Phun City was certainly chaotic. The audience was effectively left to police itself, and it is fortunate that a shooting of a girl did not result in her death. 
This ought, perhaps, to have been anticipated. The previous December, the Altamont Speedway Free Festival in California had seen considerable violence among the crowd, culminating in the death by stabbing of Meredith Hunter. These events, captured on film for awful posterity, took place to the sound of The Rolling Stones and are often held up as marking the beginning of the end of the hippy dream. 
Yet as Todd Rundgren sang, “a dream goes on forever”. So the spirit of hippy space rock continues, through the jams of Pinkwind and the music of Gong, Here and Now, UFO, Magma, The Orb, Simply Saucer, Zolar X, Von LMO, Chrome, Ra Can Row, ST 37, Ozric Tentacles, Spacemen 3, Loop and Factory Records’ Ad Infinitum, who only ever recorded one single – a cover of Joe Meek’s Telstar.  
While discussing my research into space rock with a colleague I began to consider the genre’s wondrous album artwork. Inspired by the journalist Steven Johnson and his eulogy to the emergence of the internet’s “curatorial culture”, I headed off into cyberspace to seek out my top ten LP covers.
I quickly encountered the curator’s eternal conundrum, however.

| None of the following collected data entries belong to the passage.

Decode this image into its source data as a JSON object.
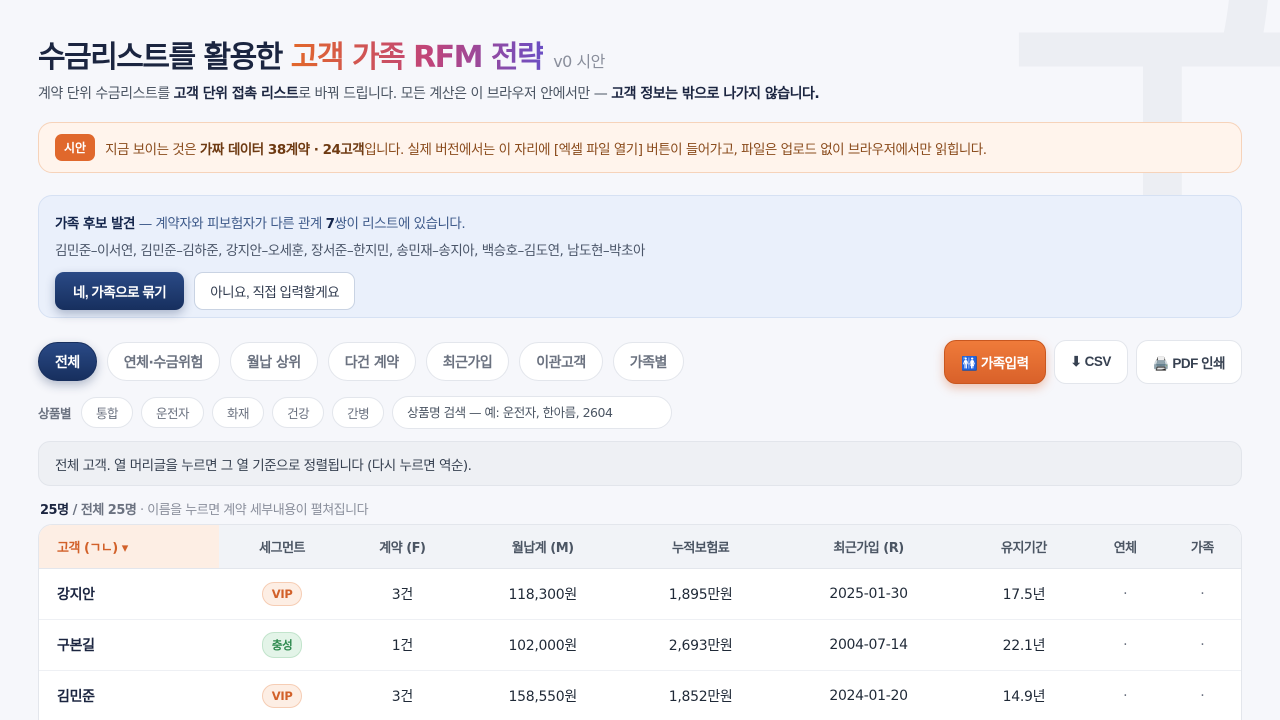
{
  "header": {
    "title_prefix": "수금리스트를 활용한 ",
    "title_accent": "고객 가족 RFM 전략",
    "version": "v0 시안",
    "subtitle_parts": [
      "계약 단위 수금리스트를 ",
      "고객 단위 접촉 리스트",
      "로 바꿔 드립니다. 모든 계산은 이 브라우저 안에서만 — ",
      "고객 정보는 밖으로 나가지 않습니다."
    ]
  },
  "notice": {
    "badge": "시안",
    "text_parts": [
      "지금 보이는 것은 ",
      "가짜 데이터 38계약 · 24고객",
      "입니다. 실제 버전에서는 이 자리에 [엑셀 파일 열기] 버튼이 들어가고, 파일은 업로드 없이 브라우저에서만 읽힙니다."
    ]
  },
  "family_panel": {
    "title": "가족 후보 발견",
    "line1_parts": [
      " — 계약자와 피보험자가 다른 관계 ",
      "7",
      "쌍이 리스트에 있습니다."
    ],
    "pairs": "김민준–이서연, 김민준–김하준, 강지안–오세훈, 장서준–한지민, 송민재–송지아, 백승호–김도연, 남도현–박초아",
    "confirm_label": "네, 가족으로 묶기",
    "decline_label": "아니요, 직접 입력할게요"
  },
  "tabs": [
    "전체",
    "연체·수금위험",
    "월납 상위",
    "다건 계약",
    "최근가입",
    "이관고객",
    "가족별"
  ],
  "active_tab": 0,
  "actions": {
    "family_input": "🚻 가족입력",
    "csv": "⬇ CSV",
    "pdf": "🖨️ PDF 인쇄"
  },
  "filters": {
    "label": "상품별",
    "chips": [
      "통합",
      "운전자",
      "화재",
      "건강",
      "간병"
    ],
    "search_placeholder": "상품명 검색 — 예: 운전자, 한아름, 2604"
  },
  "info_text": "전체 고객. 열 머리글을 누르면 그 열 기준으로 정렬됩니다 (다시 누르면 역순).",
  "count": {
    "shown": "25명",
    "total": " / 전체 25명",
    "hint": " · 이름을 누르면 계약 세부내용이 펼쳐집니다"
  },
  "table": {
    "columns": [
      "고객 (ㄱㄴ) ▾",
      "세그먼트",
      "계약 (F)",
      "월납계 (M)",
      "누적보험료",
      "최근가입 (R)",
      "유지기간",
      "연체",
      "가족"
    ],
    "rows": [
      {
        "name": "강지안",
        "segment": "VIP",
        "seg_type": "vip",
        "contracts": "3건",
        "monthly": "118,300원",
        "cumulative": "1,895만원",
        "recent": "2025-01-30",
        "tenure": "17.5년",
        "overdue": "·",
        "family": "·"
      },
      {
        "name": "구본길",
        "segment": "충성",
        "seg_type": "loyal",
        "contracts": "1건",
        "monthly": "102,000원",
        "cumulative": "2,693만원",
        "recent": "2004-07-14",
        "tenure": "22.1년",
        "overdue": "·",
        "family": "·"
      },
      {
        "name": "김민준",
        "segment": "VIP",
        "seg_type": "vip",
        "contracts": "3건",
        "monthly": "158,550원",
        "cumulative": "1,852만원",
        "recent": "2024-01-20",
        "tenure": "14.9년",
        "overdue": "·",
        "family": "·"
      }
    ]
  }
}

How to choose? I decided to freak and simply go with my first instinctive reaction. Unfortunately I had to leave out Weekend Party, with a picture of Jane Fonda in a space suit on the cover, as well as The Ames Brothers LP Destination Moon, Khan’s Space Shanty, Blast Off! by Ferrante & Teicher, The Very Best of Nimoy and Shatner, The Spotnicks in Jazzland, Party Interplanetire and Robots-Music: Volume 3
There’s a vast universe of space rock art out there, just waiting for intrepid explorers. Here I present my own discoveries under the title Simon’s Nomenclature of Spaced-Out Albums.

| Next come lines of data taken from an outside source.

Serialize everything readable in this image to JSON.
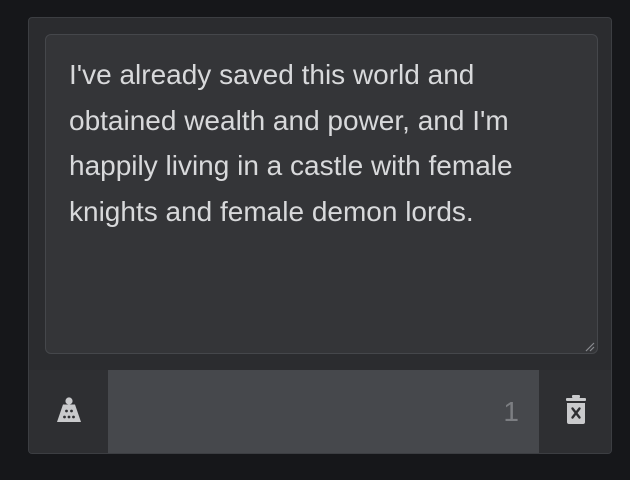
{
  "entry": {
    "text": "I've already saved this world and\nobtained wealth and power, and I'm\nhappily living in a castle with female\nknights and female demon lords.",
    "quantity": "1"
  },
  "icons": {
    "weight": "weight-icon",
    "delete": "trash-icon",
    "resize": "resize-handle-icon"
  },
  "colors": {
    "background": "#16171a",
    "card": "#2b2c2f",
    "textarea": "#343538",
    "text": "#d8d9db",
    "quantity_field": "#46484c",
    "icon": "#c9cacc"
  }
}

Flying Teapot: Radio Gnome Invisible Part 1 (1973) - Gong
Clear Air Turbulence (1977) - Ian Gillan Band
Out There (1958) - Betty Carter
Out-A Space: The Spotnicks in London (1962) - The Spotnicks
Never Never Land (1971) - Pink Fairies
Goodnight Vienna (1974) - Ringo Starr
The Space Ritual Alive in Liverpool and London (1973) - Hawkwind
Telstar (1962) - The Tornados
Trip to Mars (1958) - Jack Parnell
Phenomenon (1974) - UFO
This piece was inspired by Sun Ra (1914-1993): The Cosmo Man, part of Nottingham Contemporary’s Alien Encounters season, which can be seen until 31 December.